L’HOMME INVISIBLE SE FACHE


Il est inévitable que, arrivé à ce point, le récit s’interrompe de nouveau, pour une certaine raison très pénible que l’on saura tout à l’heure.

Tandis que cela se passait dans le salon, tandis que M. Huxter guettait M. Marvel fumant sa pipe contre la grille de la cour, M. Henfrey et M. Hall, dans le bar, continuaient à discuter le seul sujet possible ce jour-là, à Iping.

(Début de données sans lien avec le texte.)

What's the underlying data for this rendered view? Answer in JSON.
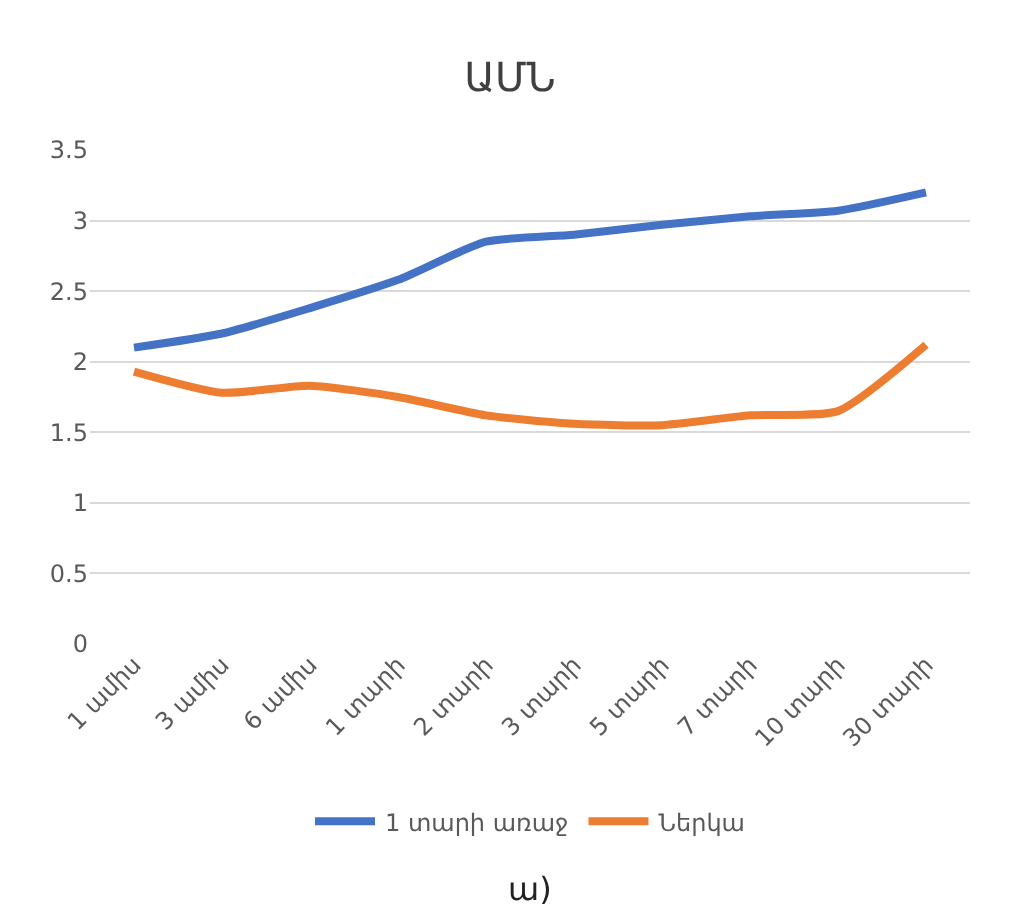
{
  "chart_data": {
    "type": "line",
    "title": "ԱՄՆ",
    "categories": [
      "1 ամիս",
      "3 ամիս",
      "6 ամիս",
      "1 տարի",
      "2 տարի",
      "3 տարի",
      "5 տարի",
      "7 տարի",
      "10 տարի",
      "30 տարի"
    ],
    "series": [
      {
        "name": "1 տարի առաջ",
        "color": "#4472c4",
        "values": [
          2.1,
          2.2,
          2.38,
          2.58,
          2.85,
          2.9,
          2.97,
          3.03,
          3.07,
          3.2
        ]
      },
      {
        "name": "Ներկա",
        "color": "#ed7d31",
        "values": [
          1.93,
          1.78,
          1.83,
          1.75,
          1.62,
          1.56,
          1.55,
          1.62,
          1.65,
          2.12
        ]
      }
    ],
    "ylim": [
      0,
      3.5
    ],
    "yticks": [
      0,
      0.5,
      1,
      1.5,
      2,
      2.5,
      3,
      3.5
    ],
    "grid": "y",
    "legend": "bottom",
    "marker": "none",
    "line_style": "solid",
    "annotations": [
      "ա)"
    ]
  }
}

Soudain on entendit un coup violent contre la porte du salon, un cri perçant, puis plus rien.

— Hé là-bas ! fit Teddy Henfrey.

— Hé là-bas ! fit-on aussi derrière le comptoir.

M. Hall rangea tout, d’une main lente, mais sûre.

— Il y a quelque chose ! dit-il en quittant le comptoir pour se diriger vers le salon.

Teddy et lui s’approchèrent ensemble de la porte, attentifs, les yeux écarquillés.

— Il y a quelque chose ! reprit Hall.

Et Henfrey fit un signe d’acquiescement.

De désagréables bouffées d’une odeur chimique vinrent jusqu’à eux, puis le bruit indistinct d’une conversation très rapide, à voix très basse.

— Dites donc, vous n’avez besoin de rien ? » demanda Hall en frappant à la porte.

Les chuchotements cessèrent ; il y eut un moment de silence, puis encore des chuchotements, puis encore un cri : « Non, non, vous ne ferez pas ça !… » Alors on entendit des mouvements, une chaise renversée, une courte lutte. Puis, de nouveau le silence.

— Que diable !… s’écria Henfrey entre ses dents.

— Vous n’avez besoin de rien ? demanda encore Hall, d’une voix plus forte.